В то время начали появляться отдельные мнения, что элемент политический должен играть известную роль в задачах революционной партии. В обществе "Земля и воля" образовались две категории лиц, которые тянули в разные стороны. Когда я покончила с деревней, я заявила обществу "Земля и воля", что в настоящее время я считаю себя свободной.
В то время мне предстояло одно из двух: или сделать шаг назад, ехать за границу и сделаться доктором, но уже не для крестьян, а для лиц богатых, чего я не хотела, или - что я и предпочла - употребить энергию и силы на то, чтобы сломить то препятствие, о которое разбились мои желания. Поступив в общество "Земля и воля", я получила приглашение на Воронежский съезд, на котором партия еще не разделилась, но более или менее определенно было высказано, кто чего держится. Одни говорили, что надо действовать по-прежнему, т. е. жить в деревне и организовать восстание народа в какой-нибудь определенной местности, другие считали, что надо жить в городах и направить свою деятельность против правительственной власти.

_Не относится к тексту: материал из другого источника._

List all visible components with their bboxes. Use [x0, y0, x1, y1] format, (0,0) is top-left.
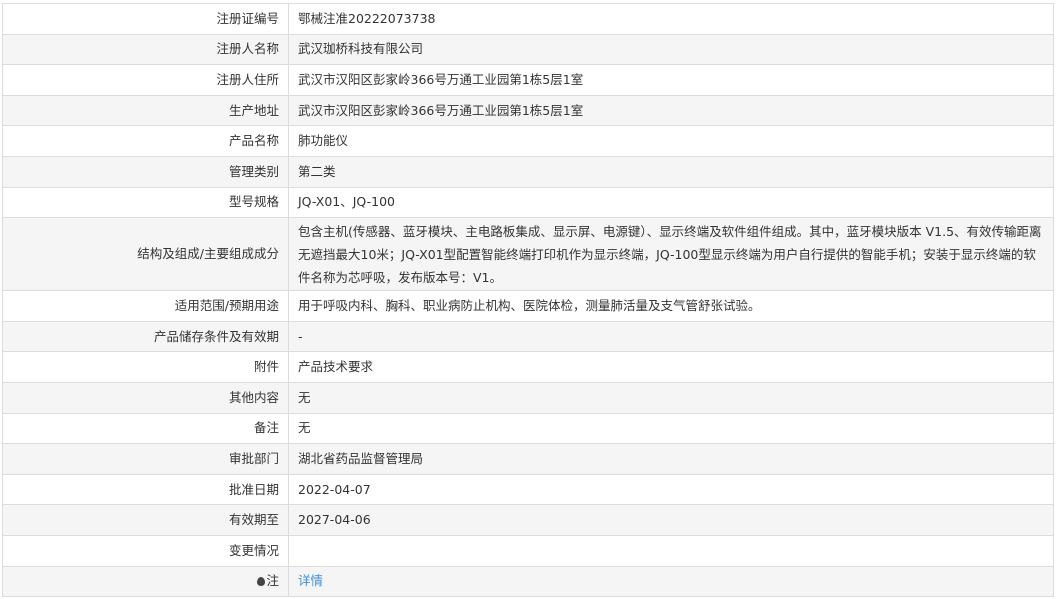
note-value-cell: 详情: [288, 565, 1054, 598]
table-row: 注册人名称 武汉珈桥科技有限公司: [2, 33, 1054, 66]
table-row: 型号规格 JQ-X01、JQ-100: [2, 186, 1054, 219]
table-row: 生产地址 武汉市汉阳区彭家岭366号万通工业园第1栋5层1室: [2, 94, 1054, 127]
field-value: JQ-X01、JQ-100: [288, 186, 1054, 219]
field-value: 武汉市汉阳区彭家岭366号万通工业园第1栋5层1室: [288, 94, 1054, 127]
field-label: 生产地址: [2, 94, 289, 127]
field-value: 湖北省药品监督管理局: [288, 443, 1054, 475]
details-link[interactable]: 详情: [298, 573, 323, 588]
table-row: 批准日期 2022-04-07: [2, 473, 1054, 506]
field-label: 附件: [2, 351, 289, 383]
field-label: 审批部门: [2, 443, 289, 475]
table-row: 审批部门 湖北省药品监督管理局: [2, 443, 1054, 475]
field-value: 第二类: [288, 155, 1054, 188]
field-label: 产品储存条件及有效期: [2, 320, 289, 353]
field-value: 无: [288, 381, 1054, 414]
field-value: 肺功能仪: [288, 125, 1054, 157]
table-row: 结构及组成/主要组成成分 包含主机(传感器、蓝牙模块、主电路板集成、显示屏、电源键…: [2, 217, 1054, 292]
pin-icon: [257, 577, 266, 587]
table-row: 产品名称 肺功能仪: [2, 125, 1054, 157]
field-label: 变更情况: [2, 534, 289, 567]
field-value: 无: [288, 412, 1054, 445]
field-label: 注册人名称: [2, 33, 289, 66]
field-label: 有效期至: [2, 504, 289, 536]
note-row: 注 详情: [2, 565, 1054, 598]
table-row: 其他内容无: [2, 381, 1054, 414]
registration-detail-table: 注册证编号 鄂械注准20222073738 注册人名称 武汉珈桥科技有限公司 注册人…: [2, 3, 1054, 598]
table-row: 适用范围/预期用途 用于呼吸内科、胸科、职业病防止机构、医院体检，测量肺活量及支气…: [2, 290, 1054, 322]
field-value: 武汉市汉阳区彭家岭366号万通工业园第1栋5层1室: [288, 64, 1054, 96]
table-row: 备注无: [2, 412, 1054, 445]
table-row: 产品储存条件及有效期 -: [2, 320, 1054, 353]
field-label: 备注: [2, 412, 289, 445]
field-value: 用于呼吸内科、胸科、职业病防止机构、医院体检，测量肺活量及支气管舒张试验。: [288, 290, 1054, 322]
table-row: 注册人住所 武汉市汉阳区彭家岭366号万通工业园第1栋5层1室: [2, 64, 1054, 96]
field-label: 产品名称: [2, 125, 289, 157]
table-row: 注册证编号 鄂械注准20222073738: [2, 3, 1054, 35]
table-row: 附件 产品技术要求: [2, 351, 1054, 383]
note-label-cell: 注: [2, 565, 289, 598]
field-label: 注册人住所: [2, 64, 289, 96]
field-value: 武汉珈桥科技有限公司: [288, 33, 1054, 66]
table-row: 有效期至 2027-04-06: [2, 504, 1054, 536]
field-value: 2022-04-07: [288, 473, 1054, 506]
field-value: 产品技术要求: [288, 351, 1054, 383]
field-label: 结构及组成/主要组成成分: [2, 217, 289, 292]
field-value: 鄂械注准20222073738: [288, 3, 1054, 35]
field-value: 包含主机(传感器、蓝牙模块、主电路板集成、显示屏、电源键）、显示终端及软件组件组…: [288, 217, 1054, 292]
field-label: 批准日期: [2, 473, 289, 506]
field-label: 注册证编号: [2, 3, 289, 35]
field-value: -: [288, 320, 1054, 353]
field-label: 型号规格: [2, 186, 289, 219]
note-label: 注: [266, 573, 279, 589]
field-label: 适用范围/预期用途: [2, 290, 289, 322]
field-value: [288, 534, 1054, 567]
table-row: 变更情况: [2, 534, 1054, 567]
table-row: 管理类别 第二类: [2, 155, 1054, 188]
field-label: 其他内容: [2, 381, 289, 414]
field-value: 2027-04-06: [288, 504, 1054, 536]
field-label: 管理类别: [2, 155, 289, 188]
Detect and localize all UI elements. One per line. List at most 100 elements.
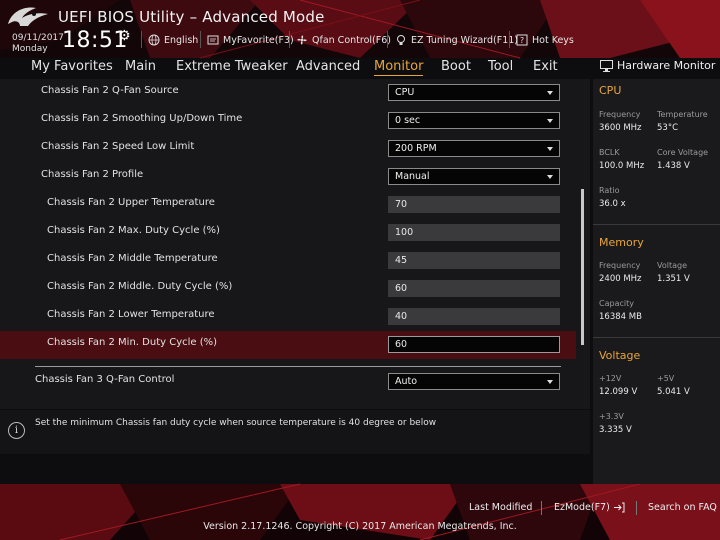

Из Воронежа я поехала в Петербург, где вскоре общество "Земля и воля" распалось, и мне было предложено сделаться членом Исполнительного комитета партии "Народная воля", на что я и изъявила свое согласие. Моя предыдущая жизнь привела меня к убеждению, что единственный путь, которым данный порядок может быть изменен, есть путь насильственный. Мирным путем я идти не могла: печать, как известно, {386} у нас не свободна, так что думать о распространении идей посредством печатного слова невозможно. Если бы какой-нибудь орган общества указал мне другой путь, кроме насилия, быть может, я бы его выбрала, по крайней мере испробовала бы. Но я не видела протеста ни в земстве, ни в суде, ни в каких-либо корпорациях; не было воздействия и литературы в смысле изменения той жизни, которою мы живем, так что я считала, что единственный выход из того положения, в котором мы находимся, заключается в насильственной деятельности.
Раз приняв это положение, я пошла этим путем до конца. Я всегда требовала от личности, как от других, так, конечно, и от себя, последовательности и согласия слова с делом, и мне казалось, что, если я теоретически признала, что лишь насильственным путем можно что-нибудь сделать, я обязана принимать и непосредственное участие в насильственных действиях, которые будут предприняты той организацией, к которой я примкнула. К этому меня принуждало очень многое. Я не могла бы со спокойной совестью привлекать других к участию в насильственных действиях, если б я сама не участвовала в них: только личное участие давало мне право обращаться с различными предложениями к другим лицам. Собственно говоря, организация "Народная воля" предпочитала употреблять меня на другие цели - на пропаганду среди интеллигенции, но я хотела и требовала себе другой роли: я знала, что и суд всегда обратит внимание на то, принимала ли я непосредственное участие в деле, и то общественное мнение, которому одному дают возможность свободно выражаться, обрушивается всегда с наибольшей силой на тех, кто принимает непосредственное участие в насильственных действиях, так что я считала прямо подлостью толкать других на тот путь, на который сама не шла бы.
Вот объяснение той "кровожадности", которая должна казаться такой страшной и непонятной и которая выразилась в тех действиях, одно перечисление которых показалось бы суду циничным, если бы оно не вытекало из таких мотивов, которые во всяком случае, мне кажется, не бесчестны. {387}
В программе, по которой я действовала, самой существенной стороной, имевшей для меня наибольшее значение, было уничтожение абсолютистского образа правления. Собственно, я не придаю практического значения тому, стоит ли у нас в программе республика или конституционная монархия. Я думаю, можно мечтать и о республике, но что воплотится в жизнь лишь та форма государственного устройства, к которой общество окажется подготовленным, так что вопрос этот не имеет для меня особенного значения. Я считаю самым главным, самым существенным, чтоб явились такие условия, при которых личность имела бы возможность всесторонне развивать свои силы и всецело отдавать их на пользу общества. И мне кажется, что при наших порядках таких условий не существует".
Когда я кончила, председатель мягко спросил:
- Вы сказали все, что хотели?
- Да, - ответила я.
И никакие силы земные не помогли бы мне говорить еще, - так велико было мое волнение и усталость.
Сочувственные взгляды, рукопожатия и приветствия товарищей и защитников по окончании речи и в последовавший перерыв удостоверили, что речь произвела впечатление. Министр юстиции Набоков, присутствовавший на этом заседании и заметивший, что присяжный поверенный Леонтьев стенографировал речь, обратился к нему после заседания с просьбой дать ему копию с нее.